2. Odezwały się też osoby, które chciały doradzić/pomóc. Dawka, którą podajemy była wzięta ze strony producenta cure fip oraz potwierdzona przez wetkę. I były osoby co pisały mi, że robimy źle i trzeba tą dawkę podnieść do 20mg/kg bo oni mają doświadczenie i taka dawka jest skuteczna. Moja mama nie zdecydowała się na to bo raz, że dawka była ustalona z wetką co widziała badania kici a dwa, że na stronie producenta też jest takie a nie inne dawkowanie. Szczerze mówiąc nie wiem co o tym myśleć. Sama nie mam zaufania do tego typu porad bo jednak to ludzie z internetu, nie są weterynarzami, nie widzieli kota ani jej badań. Dawka, którą podajemy zadziała, na razie jest dobrze i kicia zachowuje się jak zdrowy kot. Oczywiście zobaczymy jak to będzie po zakończeniu leczenia i okresu obserwacji, na razie jest zbyt wcześnie by ogłaszać sukces. Jednak nie wiem czy tak wysoką dawką nie zaszkodzilibyśmy, czy takie dawkowanie jest w ogóle bezpieczne. Bo te 10mg to już wyższa dawka. A widziałam posty, że po leczeniu niektóre koty miały problemy z nerkami.
No więc taka przestroga, że na tych grupach można spotkać się z takimi wiadomościami. Nie chcę oceniać czy te porady są dobre czy nie, nie znam się na tym ale na pewno trzeba podejść do tego z głową.

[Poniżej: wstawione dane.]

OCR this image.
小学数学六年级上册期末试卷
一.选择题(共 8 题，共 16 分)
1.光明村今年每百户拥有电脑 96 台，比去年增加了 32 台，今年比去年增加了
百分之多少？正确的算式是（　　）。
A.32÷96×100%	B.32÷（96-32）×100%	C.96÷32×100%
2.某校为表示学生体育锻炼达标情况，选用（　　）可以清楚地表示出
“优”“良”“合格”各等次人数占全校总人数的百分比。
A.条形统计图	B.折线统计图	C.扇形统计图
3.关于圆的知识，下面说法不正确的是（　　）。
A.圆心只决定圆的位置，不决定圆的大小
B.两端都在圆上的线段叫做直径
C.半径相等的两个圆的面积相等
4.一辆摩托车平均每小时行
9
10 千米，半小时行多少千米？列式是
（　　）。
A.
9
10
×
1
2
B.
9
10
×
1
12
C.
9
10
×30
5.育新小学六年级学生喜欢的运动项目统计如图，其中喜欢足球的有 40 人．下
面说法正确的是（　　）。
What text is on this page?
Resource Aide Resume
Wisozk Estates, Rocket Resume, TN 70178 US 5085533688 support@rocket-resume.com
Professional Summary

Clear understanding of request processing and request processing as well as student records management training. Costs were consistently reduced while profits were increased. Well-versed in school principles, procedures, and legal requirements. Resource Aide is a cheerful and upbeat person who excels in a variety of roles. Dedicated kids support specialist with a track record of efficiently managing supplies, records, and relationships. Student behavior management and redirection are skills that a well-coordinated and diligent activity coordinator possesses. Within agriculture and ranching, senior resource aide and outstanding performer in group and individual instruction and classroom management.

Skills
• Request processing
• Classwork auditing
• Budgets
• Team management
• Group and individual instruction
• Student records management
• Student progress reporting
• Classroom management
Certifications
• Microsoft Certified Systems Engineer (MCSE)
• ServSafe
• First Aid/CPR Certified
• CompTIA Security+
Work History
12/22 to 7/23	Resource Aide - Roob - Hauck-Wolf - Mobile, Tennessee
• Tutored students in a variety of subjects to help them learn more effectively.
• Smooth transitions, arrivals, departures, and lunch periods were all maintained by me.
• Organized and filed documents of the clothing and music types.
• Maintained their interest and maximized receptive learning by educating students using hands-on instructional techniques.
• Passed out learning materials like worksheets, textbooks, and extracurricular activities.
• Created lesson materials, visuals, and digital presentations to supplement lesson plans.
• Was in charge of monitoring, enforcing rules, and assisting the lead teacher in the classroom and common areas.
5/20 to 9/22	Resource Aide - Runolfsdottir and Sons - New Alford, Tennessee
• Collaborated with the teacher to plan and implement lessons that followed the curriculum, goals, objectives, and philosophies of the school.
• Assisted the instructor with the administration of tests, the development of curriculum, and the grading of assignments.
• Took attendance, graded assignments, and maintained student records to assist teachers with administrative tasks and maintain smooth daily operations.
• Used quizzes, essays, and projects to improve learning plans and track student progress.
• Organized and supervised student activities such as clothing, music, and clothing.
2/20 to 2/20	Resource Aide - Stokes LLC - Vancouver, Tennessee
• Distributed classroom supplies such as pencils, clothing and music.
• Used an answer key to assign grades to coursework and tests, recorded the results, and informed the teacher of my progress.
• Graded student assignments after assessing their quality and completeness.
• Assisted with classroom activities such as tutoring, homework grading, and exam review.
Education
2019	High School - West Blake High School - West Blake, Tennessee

A co do kici czuje się dobrze, tak naprawdę nic się nie dzieje. Robiliśmy ostatnio badanie krwi i elektroforezą wciąż fipowa, reszta ok jedynie kinaza kreatynowa mocno podwyższona ale ponoć przy tych zastrzykach tak bywa. Będziemy obserwować. Poprosiliśmy o dorobienie testu probnp żeby upewnić się, że to nie od serca ale wyszło w normie.